I've written about my own views on constitutional recognition, suggesting that a full suite of changes is necessary to achieve the goal. In this post though, I'll explore another minimalist change to rights - that of married women's property. My suggestion is that in failing to be ambitious in the change ushered in, what looks like a win only really reinforces the status quo.
Property and married women
At common law (the English law that Australia has inherited) married women lost their identity at law, including the right to own property. They did not own property jointly with their husband - instead, any property they owned as a single woman became vested in their husband. It was not until statutory reform in the Married Women's Property Acts in the 1880s that married women were given the right to own property.
Enacted across the common law world, the Acts were an important recognition of married women's existence before the law, and in an economic sense. However the reforms implemented by the Acts created a regime of individual property. This sounds attractive, but the reality for married women is that this reform has not been supported by complimentary reforms that would empower women economically to become property owners in the first place.
This is one part of the feminisation of poverty. Women earn lower wages (the current gap in Australia is around 18%); they have less superannuation due to lower wages and an interrupted working life; they are constructed by gender norms as being responsible for unpaid caring work and take on a disproportionate amount of this relative to men.
At the same time, distribution of finances within the family has a gendered flavour. Sociological research over the last couple of decades reveals that men tend to pay for 'big ticket' items such as house, car, and women tend to pay for children's needs and day-to-day items. When working out who owns property, this division of finances can play an important role in justifying property ownership - privileging the spouse who contributes to acquisition of the property itself.
This inequality in economic standing is recognised in family law.

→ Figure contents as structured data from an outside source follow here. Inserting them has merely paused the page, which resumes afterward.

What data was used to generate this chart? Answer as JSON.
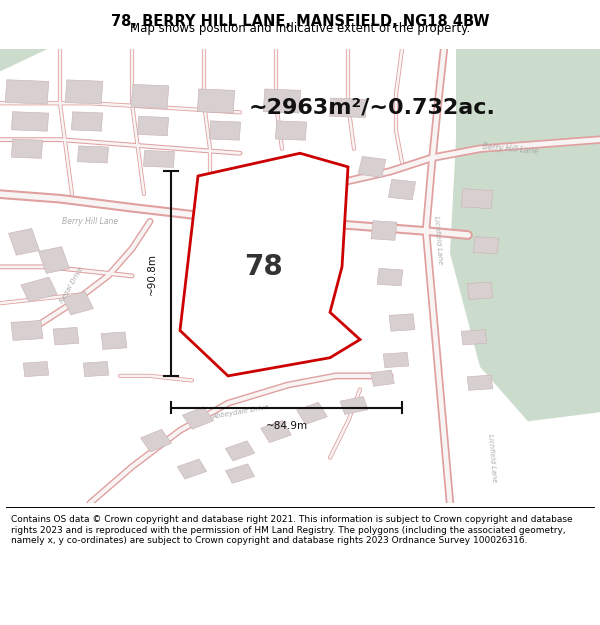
{
  "title": "78, BERRY HILL LANE, MANSFIELD, NG18 4BW",
  "subtitle": "Map shows position and indicative extent of the property.",
  "area_text": "~2963m²/~0.732ac.",
  "dim_width": "~84.9m",
  "dim_height": "~90.8m",
  "label_78": "78",
  "footer": "Contains OS data © Crown copyright and database right 2021. This information is subject to Crown copyright and database rights 2023 and is reproduced with the permission of HM Land Registry. The polygons (including the associated geometry, namely x, y co-ordinates) are subject to Crown copyright and database rights 2023 Ordnance Survey 100026316.",
  "map_bg": "#f7f2f2",
  "road_color": "#e8b4b4",
  "green_area": "#ccdccc",
  "property_fill": "#ffffff",
  "property_outline": "#cc0000",
  "dim_line_color": "#111111",
  "building_fill": "#d8d0d0",
  "building_outline": "#c8b0b0",
  "title_fontsize": 10.5,
  "subtitle_fontsize": 8.5,
  "area_fontsize": 16,
  "label_fontsize": 20,
  "footer_fontsize": 6.5
}
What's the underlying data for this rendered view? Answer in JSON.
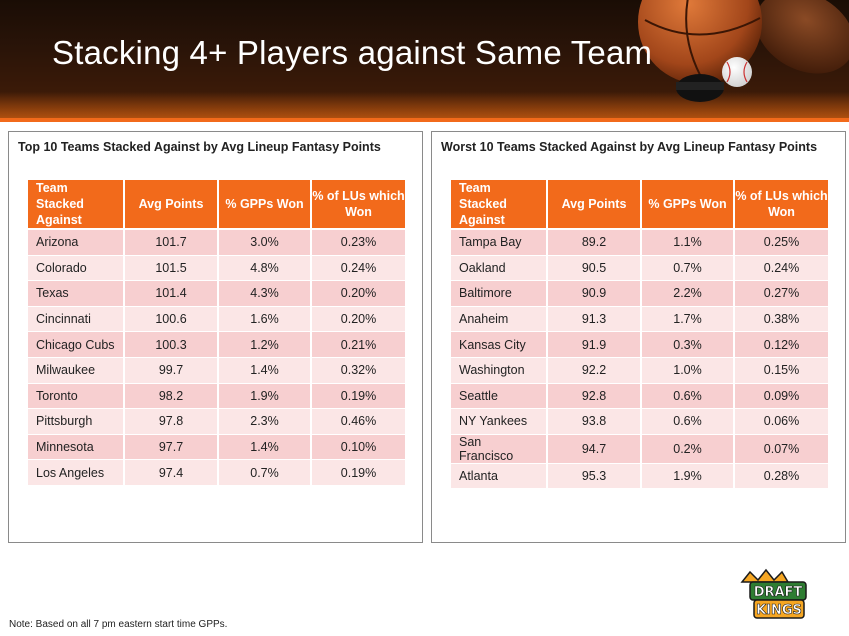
{
  "slide": {
    "title": "Stacking 4+ Players against Same Team",
    "note": "Note: Based on all 7 pm eastern start time GPPs.",
    "logo_text": "DRAFT KINGS"
  },
  "columns": [
    "Team Stacked Against",
    "Avg Points",
    "% GPPs Won",
    "% of LUs which Won"
  ],
  "colors": {
    "accent": "#f26a1b",
    "row_odd": "#f7cfd0",
    "row_even": "#fbe6e6"
  },
  "top_table": {
    "heading": "Top 10 Teams Stacked Against by Avg Lineup Fantasy Points",
    "rows": [
      [
        "Arizona",
        "101.7",
        "3.0%",
        "0.23%"
      ],
      [
        "Colorado",
        "101.5",
        "4.8%",
        "0.24%"
      ],
      [
        "Texas",
        "101.4",
        "4.3%",
        "0.20%"
      ],
      [
        "Cincinnati",
        "100.6",
        "1.6%",
        "0.20%"
      ],
      [
        "Chicago Cubs",
        "100.3",
        "1.2%",
        "0.21%"
      ],
      [
        "Milwaukee",
        "99.7",
        "1.4%",
        "0.32%"
      ],
      [
        "Toronto",
        "98.2",
        "1.9%",
        "0.19%"
      ],
      [
        "Pittsburgh",
        "97.8",
        "2.3%",
        "0.46%"
      ],
      [
        "Minnesota",
        "97.7",
        "1.4%",
        "0.10%"
      ],
      [
        "Los Angeles",
        "97.4",
        "0.7%",
        "0.19%"
      ]
    ]
  },
  "worst_table": {
    "heading": "Worst 10 Teams Stacked Against by Avg Lineup Fantasy Points",
    "rows": [
      [
        "Tampa Bay",
        "89.2",
        "1.1%",
        "0.25%"
      ],
      [
        "Oakland",
        "90.5",
        "0.7%",
        "0.24%"
      ],
      [
        "Baltimore",
        "90.9",
        "2.2%",
        "0.27%"
      ],
      [
        "Anaheim",
        "91.3",
        "1.7%",
        "0.38%"
      ],
      [
        "Kansas City",
        "91.9",
        "0.3%",
        "0.12%"
      ],
      [
        "Washington",
        "92.2",
        "1.0%",
        "0.15%"
      ],
      [
        "Seattle",
        "92.8",
        "0.6%",
        "0.09%"
      ],
      [
        "NY Yankees",
        "93.8",
        "0.6%",
        "0.06%"
      ],
      [
        "San Francisco",
        "94.7",
        "0.2%",
        "0.07%"
      ],
      [
        "Atlanta",
        "95.3",
        "1.9%",
        "0.28%"
      ]
    ]
  }
}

Family law upholds the individualist approach to spouses' separate property, and after ascertaining what each party owns in their own right, will redistribute property according to what is fair. So the law does provide a remedy to married and cohabiting partners - but what interests me is that the original foundation has never shifted. We continue with a system that is inherently skewed away from women making ground in terms of property ownership.
This may be changing somewhat in Australia with different patterns of cohabitation and different life patterns overall. However there is still a lot of evidence showing that despite couples wanting and believing that they are distributing their labour and finances equitably, in fact they are unconsciously reinforcing gender norms that skew this distribution.
Outside Australia, the issue of women's property ownership remains of fundamental importance in many nations and so it is useful to critique the approaches that have been taken in the west, in terms of women's empowerment and even economic advancement.
The case for ambitious change
And so back to the question of ambitious change. How might married women's property have looked different? Perhaps implementing 'family property' whereby a couple is deemed by law to own everything jointly - not in the man's name as occurred pre-Married Women's Property Acts, but jointly. This would be a baseline of property ownership. From there, a redistribution could occur (under family law) if the circumstances warranted. There could be other more radical schemes but this is one adopted in many jurisdictions.
Additionally, I would argue that reforms in women's property ownership should have been accompanied by recognition of women's human rights (which took another century), state support for caring responsibilities (such as occurs in Nordic countries), and even re-thinking the nature of intimate relationships as they are policed by the law (such as support for single motherhood, questioning the role of marriage).
This illustrates, I think, that reforms always need to be considered as part of a big picture. To make a 'minimalist' reform, no matter how important that step is, ignores down stream consequences that undermine its capacity to engender change. And after all, change is what reform is all about.